Тишина. Он даже протрезвел на мгновение от обиды. Как? Разве можно так унижать человеческое достоинство? Да кто ей позволил? Неужели она надеется, что это ей сойдёт с рук?!
— Открой, Варя, слышишь! Это неблагородно. Ты что себе позволяешь? Я что тебе, мальчик какой-нибудь?
Ответа не было. Он топтался у двери, ещё и ещё раз дёргал за ручку, постепенно накаляясь. Надо же, свинья какая. Он её приютил, напоил, накормил, а она… В его собственном доме взялась над ним глумиться. Мерзавка, тварь молодая! Он ей покажет. Она на коленях будет ползать… Кровавыми слезами умоется. Зрелище невиданной расправы на миг утолило его печаль.
— Открой, гадина! Не доводи до крайности. Тебе же хуже будет. Я таких шуток не прощаю.
Помнилось, с той стороны донёсся сдавленный смешок. Если бы всю ярость, которая накопилась в нём в эту минуту, превратить в заряд, его шестнадцатиэтажная жилая коробка взлетела бы на воздух. Но осторожности он не утратил. Время позднее, если ломать дверь, поднимется такой шум, что неминуемо повскакивают соседи. Скандал ни к чему.
Он ещё не до конца осознал, что Варя и не думает шутить. Она просто улеглась спать, и когда это дошло до его сознания, он чуть не расплакался. Так скверно он себя чувствовал два года назад, когда его вызвали в прокуратуру, чтобы он объяснил некоторые неувязки с подрядами на стройматериалы. Откуда сейчас такое чувство, будто его пришпилили к картону, как букашку в юннатской коллекции? Почему она с ним так грубо обошлась? Что он ей сделал плохого?..
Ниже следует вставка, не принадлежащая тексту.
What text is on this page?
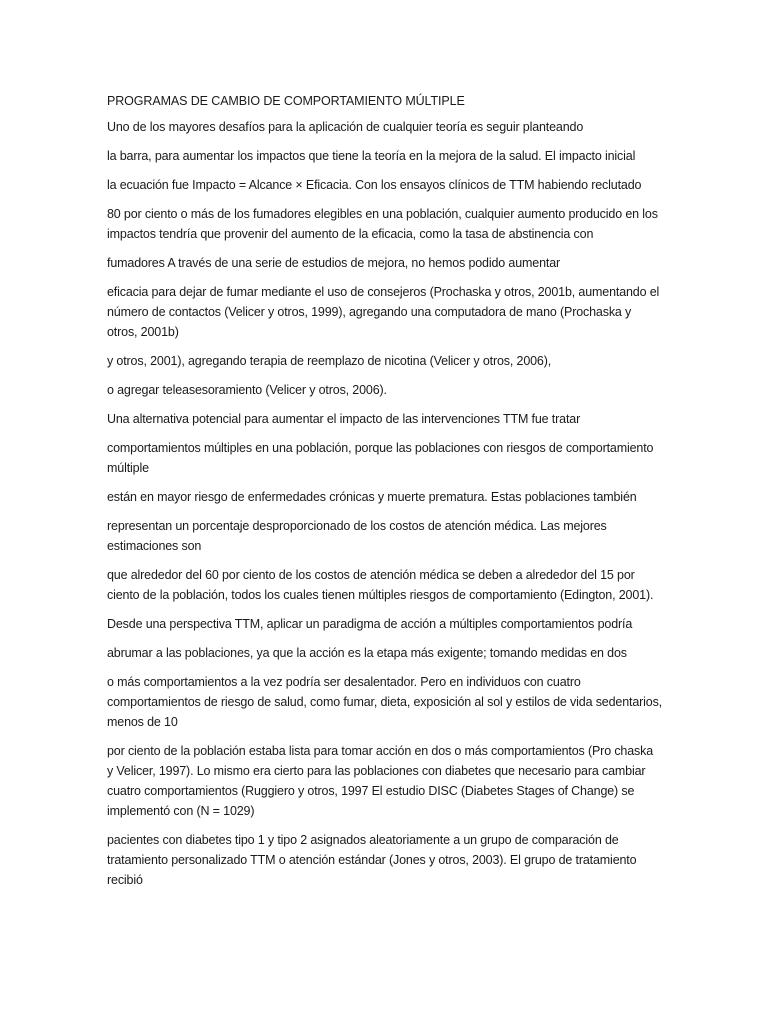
PROGRAMAS DE CAMBIO DE COMPORTAMIENTO MÚLTIPLE

Uno de los mayores desafíos para la aplicación de cualquier teoría es seguir planteando

la barra, para aumentar los impactos que tiene la teoría en la mejora de la salud. El impacto inicial

la ecuación fue Impacto = Alcance × Eficacia. Con los ensayos clínicos de TTM habiendo reclutado

80 por ciento o más de los fumadores elegibles en una población, cualquier aumento producido en los impactos tendría que provenir del aumento de la eficacia, como la tasa de abstinencia con

fumadores A través de una serie de estudios de mejora, no hemos podido aumentar

eficacia para dejar de fumar mediante el uso de consejeros (Prochaska y otros, 2001b, aumentando el número de contactos (Velicer y otros, 1999), agregando una computadora de mano (Prochaska y otros, 2001b)

y otros, 2001), agregando terapia de reemplazo de nicotina (Velicer y otros, 2006),

o agregar teleasesoramiento (Velicer y otros, 2006).

Una alternativa potencial para aumentar el impacto de las intervenciones TTM fue tratar

comportamientos múltiples en una población, porque las poblaciones con riesgos de comportamiento múltiple

están en mayor riesgo de enfermedades crónicas y muerte prematura. Estas poblaciones también

representan un porcentaje desproporcionado de los costos de atención médica. Las mejores estimaciones son

que alrededor del 60 por ciento de los costos de atención médica se deben a alrededor del 15 por ciento de la población, todos los cuales tienen múltiples riesgos de comportamiento (Edington, 2001).

Desde una perspectiva TTM, aplicar un paradigma de acción a múltiples comportamientos podría

abrumar a las poblaciones, ya que la acción es la etapa más exigente; tomando medidas en dos

o más comportamientos a la vez podría ser desalentador. Pero en individuos con cuatro comportamientos de riesgo de salud, como fumar, dieta, exposición al sol y estilos de vida sedentarios, menos de 10

por ciento de la población estaba lista para tomar acción en dos o más comportamientos (Pro chaska y Velicer, 1997). Lo mismo era cierto para las poblaciones con diabetes que necesario para cambiar cuatro comportamientos (Ruggiero y otros, 1997 El estudio DISC (Diabetes Stages of Change) se implementó con (N = 1029)

pacientes con diabetes tipo 1 y tipo 2 asignados aleatoriamente a un grupo de comparación de tratamiento personalizado TTM o atención estándar (Jones y otros, 2003). El grupo de tratamiento recibió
На всякий случай он ещё малость поколготился у двери, потом вернулся в комнату, сел в кресло и долго тупо разглядывал недопитые бутылки. Так и уснул, полный неудовлетворённых желаний.
Утром новая проблема. Надо было спешить на работу, он побрился, принял душ, выпил кофе на кухне, врубив приёмник чуть ли не на полную мощность, а Варя не подавала признаков жизни. Не мог же он, в самом деле, вот так запросто оставить на чужого человека квартиру со всем имуществом.
Пересилив гордость, постучал в дверь:
— Варя, мне надо поговорить с тобой.
— Я не одета, дорогой! — раздался с той стороны томный, издевательский голос.
— Так оденься!
— Хорошо, дорогой, если ты настаиваешь…
Он выкурил сигарету, раскалившись злостью так, что, кажется, щёки начали потрескивать. Вдобавок от вчерашнего чрезмерного питья ныла печень. «Ну ничего, — успокаивал себя. — За нами не пропадёт». Он ещё не решил, как отомстит за унижение, но верил, что месть будет сокрушительной. Главное сейчас — выставить её вон.